Станислав недоуменно молчал.

— Ты Андрея-то успокой, Алла, — поучал Нил Палыч. —А то он еще, глядишь, и в петлю прыгнет. Он без стержня, сорвется — и на пол, на дно то есть… глубокое дно…

Андрей тщетно пытался расшевелить Станислава, подкрикивая:

— Где Лао-цзы?! Где даосы?!! Помогите!

Но чем больше Андрей подвывал, тем больше Станислав каменел.

Алла даже похолодела, вдруг взглянув на него из коридора: «Вот-вот превратится в камень».

Нил Палыч юрко угадал ее мысли и истерично пропел:

Стою как дурак на дороге,

Впервые страшусь умереть.

Умру — и забросят Боги

В его ледяную твердь.

— Это из известного стихотворения «Камень» Евгения Головина, алхимика, — добавил он, но глаза все чернели и чернели.

Алла подумала, что Нил сойдет с ума от горя из-за того, что не может понять, что изменилось в Невидимом, чего нам ждать.

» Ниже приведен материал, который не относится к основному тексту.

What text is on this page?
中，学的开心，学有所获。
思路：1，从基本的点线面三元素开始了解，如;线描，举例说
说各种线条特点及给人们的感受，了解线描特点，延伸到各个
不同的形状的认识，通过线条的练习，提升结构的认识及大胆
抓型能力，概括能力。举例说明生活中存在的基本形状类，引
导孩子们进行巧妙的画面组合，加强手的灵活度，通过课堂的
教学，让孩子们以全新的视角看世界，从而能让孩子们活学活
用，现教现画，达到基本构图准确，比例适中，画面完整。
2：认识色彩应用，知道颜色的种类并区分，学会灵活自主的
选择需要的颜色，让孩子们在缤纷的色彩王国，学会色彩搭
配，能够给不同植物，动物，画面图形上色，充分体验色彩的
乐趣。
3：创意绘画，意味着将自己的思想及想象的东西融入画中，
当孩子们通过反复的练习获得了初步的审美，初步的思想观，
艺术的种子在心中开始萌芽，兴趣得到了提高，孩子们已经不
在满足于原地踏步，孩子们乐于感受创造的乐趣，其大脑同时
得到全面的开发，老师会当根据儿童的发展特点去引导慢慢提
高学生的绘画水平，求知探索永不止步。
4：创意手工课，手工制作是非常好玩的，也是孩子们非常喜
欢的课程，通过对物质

Она нежно выпроводила его, а он на прощание все бормотал:

— Не объять нам… Не объять… Только бы не провалиться… Мир-то шаток. Смотри за ним, Алла.

И исчез.

А Андрей после припадка ярости убежал. «Приду, приду, вернусь!» — только и выкрикнул.

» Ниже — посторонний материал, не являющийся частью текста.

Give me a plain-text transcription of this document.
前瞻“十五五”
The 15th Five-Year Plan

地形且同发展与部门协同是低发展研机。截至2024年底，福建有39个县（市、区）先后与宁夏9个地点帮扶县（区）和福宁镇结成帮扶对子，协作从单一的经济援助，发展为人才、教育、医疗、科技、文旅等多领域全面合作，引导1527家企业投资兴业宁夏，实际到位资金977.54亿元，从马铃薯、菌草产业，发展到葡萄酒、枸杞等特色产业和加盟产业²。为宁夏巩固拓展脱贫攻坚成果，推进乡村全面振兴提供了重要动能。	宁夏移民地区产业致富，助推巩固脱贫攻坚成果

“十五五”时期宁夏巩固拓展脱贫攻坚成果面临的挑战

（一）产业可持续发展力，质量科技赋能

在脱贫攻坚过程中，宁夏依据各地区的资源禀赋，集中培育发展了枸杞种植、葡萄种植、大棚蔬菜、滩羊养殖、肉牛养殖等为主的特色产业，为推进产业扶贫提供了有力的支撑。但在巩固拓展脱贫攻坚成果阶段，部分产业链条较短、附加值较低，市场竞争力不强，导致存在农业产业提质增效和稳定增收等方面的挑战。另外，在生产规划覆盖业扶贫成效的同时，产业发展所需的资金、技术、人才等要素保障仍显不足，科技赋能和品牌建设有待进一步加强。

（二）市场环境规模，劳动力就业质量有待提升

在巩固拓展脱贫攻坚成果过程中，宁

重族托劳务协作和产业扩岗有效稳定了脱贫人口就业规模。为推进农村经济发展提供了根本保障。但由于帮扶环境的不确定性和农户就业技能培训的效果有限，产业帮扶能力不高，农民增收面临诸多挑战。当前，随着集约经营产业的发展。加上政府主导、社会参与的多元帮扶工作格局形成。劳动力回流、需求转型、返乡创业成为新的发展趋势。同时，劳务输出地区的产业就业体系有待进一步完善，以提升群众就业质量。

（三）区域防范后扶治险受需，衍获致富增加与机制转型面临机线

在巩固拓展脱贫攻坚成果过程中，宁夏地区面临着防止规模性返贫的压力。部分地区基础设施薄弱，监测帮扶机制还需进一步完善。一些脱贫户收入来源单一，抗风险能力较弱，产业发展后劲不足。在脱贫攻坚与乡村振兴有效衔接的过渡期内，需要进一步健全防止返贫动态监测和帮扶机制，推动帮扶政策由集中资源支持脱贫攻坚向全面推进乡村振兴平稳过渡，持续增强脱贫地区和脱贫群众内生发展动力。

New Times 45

Алла осталась одна со Станиславом. Но дикое сострадание к нему (она и не различала теперь, где любовь, где сострадание — все смешалось) заставляло Аллу приближаться к нему, быть рядом, касаться его холодной руки, но не более… Прежний невинно-жуткий взгляд Станислава давно превратился в какой-то бездонно-каменный, в глубине которого сочетались движение и странная неподвижность.

Но все-таки что-то изменялось. Впервые ночью Станислав часто кричал во сне, словно его тонкое тело рвали на части. В его крике ясно различались слова: Алла, Алла!

И интонации были прежние, словно он звал ее из глубины прошлого.

Она соскочила с постели, бросилась к нему, поцеловала в лицо, но он не проснулся, и крик замер.

И потом стал не редкостью этот зов по ночам: Алла, Алла! Алла всегда просыпалась на него, и в синем мраке комнаты ей казалось: Станислав вот-вот встанет, но уже навсегда не прежний, а жуткий в своей отрешенности.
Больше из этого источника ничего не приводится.